Small businesses today recognize that social media can enhance a marketing strategy. Too many, however, do not think to take simple steps to secure their company’s social media accounts. 

Here are factors to keep in mind when setting up a social media presence and policy for your company:
  • Protect your password – Use the same policy for access to your company’s social media accounts as you would for your company’s other sensitive information. Limit the number of employees with the password; the more people who know the passwords, the higher your risk of a leak that will allow someone else to access your account without your permission or perhaps even your knowledge.
  • Control account use – If several employees will have access to social media accounts such as Twitter, LinkedIn or Facebook, consider using software such as HootSuite. It allows approved employees access to the accounts without giving them the actual password, thereby adding another level of security to your accounts.

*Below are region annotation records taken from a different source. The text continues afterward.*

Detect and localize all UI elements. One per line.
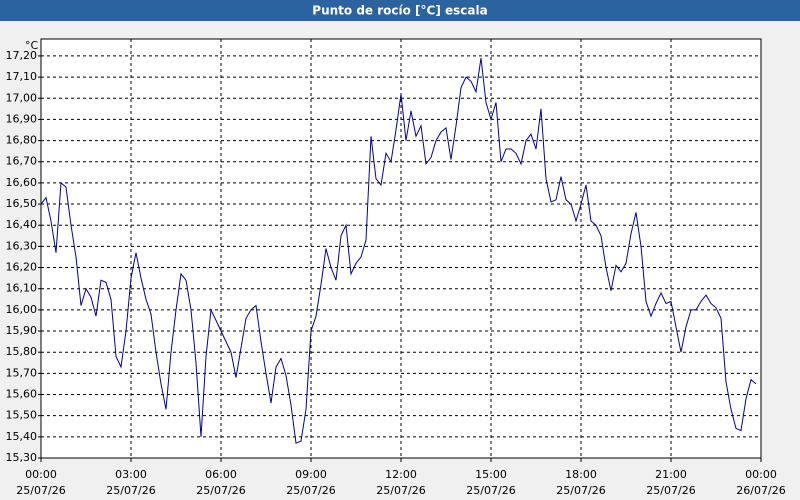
x-tick-label: 00:00 <box>25 468 57 481</box>
y-tick-label: 16,70 <box>6 155 38 168</box>
x-tick-date: 25/07/26 <box>286 484 335 497</box>
y-tick-label: 17,10 <box>6 70 38 83</box>
y-tick-label: 16,50 <box>6 197 38 210</box>
series-line <box>40 57 757 444</box>
y-tick-label: 15,60 <box>6 388 38 401</box>
y-tick-label: 17,00 <box>6 91 38 104</box>
y-tick-label: 16,90 <box>6 112 38 125</box>
title-bar <box>0 0 800 21</box>
y-tick-label: 16,10 <box>6 282 38 295</box>
x-tick-label: 12:00 <box>385 468 417 481</box>
y-tick-label: 15,70 <box>6 366 38 379</box>
x-tick-date: 26/07/26 <box>736 484 785 497</box>
y-tick-label: 16,60 <box>6 176 38 189</box>
x-tick-date: 25/07/26 <box>556 484 605 497</box>
y-tick-label: 16,40 <box>6 218 38 231</box>
x-tick-date: 25/07/26 <box>106 484 155 497</box>
x-tick-label: 06:00 <box>205 468 237 481</box>
x-tick-date: 25/07/26 <box>196 484 245 497</box>
x-tick-label: 15:00 <box>475 468 507 481</box>
y-tick-label: 15,80 <box>6 345 38 358</box>
x-tick-date: 25/07/26 <box>466 484 515 497</box>
y-tick-label: 16,30 <box>6 239 38 252</box>
y-tick-label: 15,50 <box>6 409 38 422</box>
x-tick-label: 18:00 <box>565 468 597 481</box>
x-tick-date: 25/07/26 <box>646 484 695 497</box>
x-tick-label: 09:00 <box>295 468 327 481</box>
chart-title: Punto de rocío [°C] escala <box>312 4 487 18</box>
plot-frame <box>40 38 762 459</box>
y-tick-label: 15,40 <box>6 430 38 443</box>
y-tick-label: 16,00 <box>6 303 38 316</box>
x-tick-label: 21:00 <box>655 468 687 481</box>
y-tick-label: 17,20 <box>6 49 38 62</box>
x-tick-date: 25/07/26 <box>16 484 65 497</box>
y-tick-label: 16,20 <box>6 261 38 274</box>
y-tick-label: 16,80 <box>6 134 38 147</box>
y-unit: °C <box>25 39 39 52</box>
y-tick-label: 15,90 <box>6 324 38 337</box>
x-tick-date: 25/07/26 <box>376 484 425 497</box>
x-tick-label: 00:00 <box>745 468 777 481</box>
y-tick-label: 15,30 <box>6 451 38 464</box>
x-tick-label: 03:00 <box>115 468 147 481</box>
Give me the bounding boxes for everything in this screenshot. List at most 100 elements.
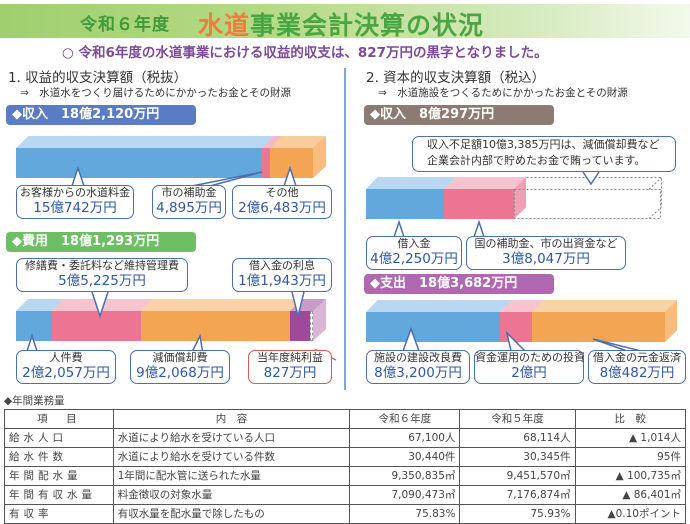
cell-r6: 75.83% xyxy=(349,504,461,524)
segment-loans xyxy=(366,189,444,219)
callout-investment: 資金運用のための投資 2億円 xyxy=(474,350,585,384)
callout-label: 借入金 xyxy=(397,237,431,250)
segment-depreciation xyxy=(141,311,290,341)
bar-top-face-blue xyxy=(366,177,456,189)
callout-value: 2億2,057万円 xyxy=(22,365,110,381)
table-header-row: 項 目 内 容 令和６年度 令和５年度 比 較 xyxy=(4,409,687,429)
annual-operations-table: 項 目 内 容 令和６年度 令和５年度 比 較 給水人口 水道により給水を受けて… xyxy=(4,409,687,524)
callout-city-subsidy: 市の補助金 4,895万円 xyxy=(152,185,226,219)
cell-item: 有収率 xyxy=(4,504,114,524)
header-item: 項 目 xyxy=(4,409,114,429)
cell-r5: 9,451,570㎥ xyxy=(459,466,576,486)
segment-national-subsidy xyxy=(444,189,514,219)
cell-r6: 9,350,835㎥ xyxy=(349,466,461,486)
callout-label: 施設の建設改良費 xyxy=(374,351,462,364)
callout-label: 借入金の元金返済 xyxy=(593,351,681,364)
callout-label: 市の補助金 xyxy=(161,186,217,199)
callout-interest: 借入金の利息 1億1,943万円 xyxy=(232,258,332,292)
section2-income-bar xyxy=(366,177,662,219)
note-line: 企業会計内部で貯めたお金で賄っています。 xyxy=(427,154,646,167)
section1-subtitle: ⇒ 水道水をつくり届けるためにかかったお金とその財源 xyxy=(20,87,291,99)
cell-content: 料金徴収の対象水量 xyxy=(112,485,351,505)
callout-value: 4,895万円 xyxy=(156,200,222,216)
bar-top-face-blue xyxy=(366,300,512,312)
section2-title: 2. 資本的収支決算額（税込） xyxy=(366,70,546,86)
callout-principal-repayment: 借入金の元金返済 8億482万円 xyxy=(588,350,686,384)
callout-value: 8億3,200万円 xyxy=(374,365,462,381)
segment-investment xyxy=(500,312,532,342)
callout-value: 827万円 xyxy=(263,365,317,381)
bar-top-face-orange xyxy=(270,136,326,148)
callout-label: 当年度純利益 xyxy=(257,351,323,364)
segment-interest xyxy=(290,311,310,341)
cell-item: 給水件数 xyxy=(4,447,114,467)
callout-label: お客様からの水道料金 xyxy=(20,186,130,199)
cell-content: 水道により給水を受けている件数 xyxy=(112,447,351,467)
callout-value: 3億8,047万円 xyxy=(502,251,590,267)
callout-label: その他 xyxy=(265,186,299,199)
segment-principal-repayment xyxy=(532,312,665,342)
cell-compare: ▲ 1,014人 xyxy=(574,428,687,448)
cell-item: 年間有収水量 xyxy=(4,485,114,505)
section2-income-pill: ◆収入 8億297万円 xyxy=(364,105,554,125)
bar-top-face-blue xyxy=(16,299,64,311)
callout-label: 人件費 xyxy=(49,351,83,364)
segment-maintenance xyxy=(52,311,141,341)
callout-water-fees: お客様からの水道料金 15億742万円 xyxy=(16,185,134,219)
cell-r6: 30,440件 xyxy=(349,447,461,467)
segment-city-subsidy xyxy=(262,148,270,178)
callout-label: 国の補助金、市の出資金など xyxy=(474,237,618,250)
cell-r5: 7,176,874㎥ xyxy=(459,485,576,505)
table-row: 有収率 有収水量を配水量で除したもの 75.83% 75.93% ▲0.10ポイ… xyxy=(4,504,687,524)
callout-depreciation: 減価償却費 9億2,068万円 xyxy=(130,350,230,384)
segment-water-fees xyxy=(16,148,262,178)
segment-construction xyxy=(366,312,500,342)
callout-shortfall-note: 収入不足額10億3,385万円は、減価償却費など 企業会計内部で貯めたお金で賄っ… xyxy=(412,136,676,172)
title-banner: 令和６年度 水道事業会計決算の状況 xyxy=(0,4,690,40)
table-row: 給水人口 水道により給水を受けている人口 67,100人 68,114人 ▲ 1… xyxy=(4,428,687,448)
callout-national-subsidy: 国の補助金、市の出資金など 3億8,047万円 xyxy=(466,236,626,270)
cell-content: 有収水量を配水量で除したもの xyxy=(112,504,351,524)
page-title: 水道事業会計決算の状況 xyxy=(198,11,485,40)
cell-compare: ▲ 100,735㎥ xyxy=(574,466,687,486)
bar-side-face xyxy=(665,300,677,342)
cell-r5: 30,345件 xyxy=(459,447,576,467)
table-title: ◆年間業務量 xyxy=(4,395,65,407)
cell-r6: 67,100人 xyxy=(349,428,461,448)
callout-loans: 借入金 4億2,250万円 xyxy=(366,236,462,270)
cell-r5: 68,114人 xyxy=(459,428,576,448)
callout-label: 減価償却費 xyxy=(152,351,208,364)
segment-net-profit xyxy=(310,311,313,341)
callout-value: 1億1,943万円 xyxy=(238,273,326,289)
callout-value: 5億5,225万円 xyxy=(58,273,146,289)
cell-compare: 95件 xyxy=(574,447,687,467)
note-line: 収入不足額10億3,385万円は、減価償却費など xyxy=(427,138,660,151)
cell-compare: ▲ 86,401㎥ xyxy=(574,485,687,505)
bar-side-face xyxy=(313,299,326,341)
table-row: 給水件数 水道により給水を受けている件数 30,440件 30,345件 95件 xyxy=(4,447,687,467)
section2-expense-bar xyxy=(366,300,677,342)
section1-expense-pill: ◆費用 18億1,293万円 xyxy=(6,232,196,252)
callout-value: 4億2,250万円 xyxy=(370,251,458,267)
section1-title: 1. 収益的収支決算額（税抜） xyxy=(8,70,188,86)
callout-value: 2億6,483万円 xyxy=(238,200,326,216)
section2-subtitle: ⇒ 水道施設をつくるためにかかったお金とその財源 xyxy=(378,87,628,99)
bar-side-face xyxy=(514,177,526,219)
income1-pointers xyxy=(71,165,297,187)
cell-content: 水道により給水を受けている人口 xyxy=(112,428,351,448)
callout-construction: 施設の建設改良費 8億3,200万円 xyxy=(366,350,470,384)
callout-label: 借入金の利息 xyxy=(249,259,315,272)
callout-label: 修繕費・委託料など維持管理費 xyxy=(25,259,179,272)
section2-expense-pill: ◆支出 18億3,682万円 xyxy=(364,274,554,294)
bar-top-face-pink xyxy=(500,300,544,312)
cell-item: 年間配水量 xyxy=(4,466,114,486)
bar-side-face xyxy=(313,136,326,178)
shortfall-dotted-box xyxy=(514,177,662,219)
callout-other: その他 2億6,483万円 xyxy=(232,185,332,219)
callout-value: 8億482万円 xyxy=(599,365,675,381)
cell-compare: ▲0.10ポイント xyxy=(574,504,687,524)
callout-value: 2億円 xyxy=(511,365,547,381)
callout-personnel: 人件費 2億2,057万円 xyxy=(16,350,116,384)
segment-personnel xyxy=(16,311,52,341)
lead-summary: ○ 令和6年度の水道事業における収益的収支は、827万円の黒字となりました。 xyxy=(62,45,548,61)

  • Alert employees about phishing – Employees can be the targets of phishing emails which leave the company open to security breaches. Phishing is when you receive an email that looks as if it is from a legitimate organization but contains a link to a fake website. If these links are opened, they may capture secure passwords that employees have recently used or saved. 
  • Set security policies – Don’t assume your employees know all the rules regarding online security; take time to make them aware. Clearly include social media rules in company handbooks and security-related policies. Social networks have privacy settings that need to be administered on all sites so that your social media platform is not left open to attack.
  • Provide training - Require employees to learn about security measures for their personal accounts and suggest they use maximum privacy settings. This will make them more aware of security settings and policies so if employees “share” company social media pages and links, they are doing so in a more secure manner.
  • Monitor your sites - All corporate accounts should be monitored regularly and kept up to date by an assigned person or committee. Often, organizations set up social accounts and then don’t update the password on a regular basis, which makes it easier for accounts to be hacked.
  • Create a crisis plan – If you find immoral, illegal or offensive content on your social media channels, you want to be able to stop it immediately, so determine ahead of time who will be assigned to deleting inappropriate postings and responding to or handling damage control.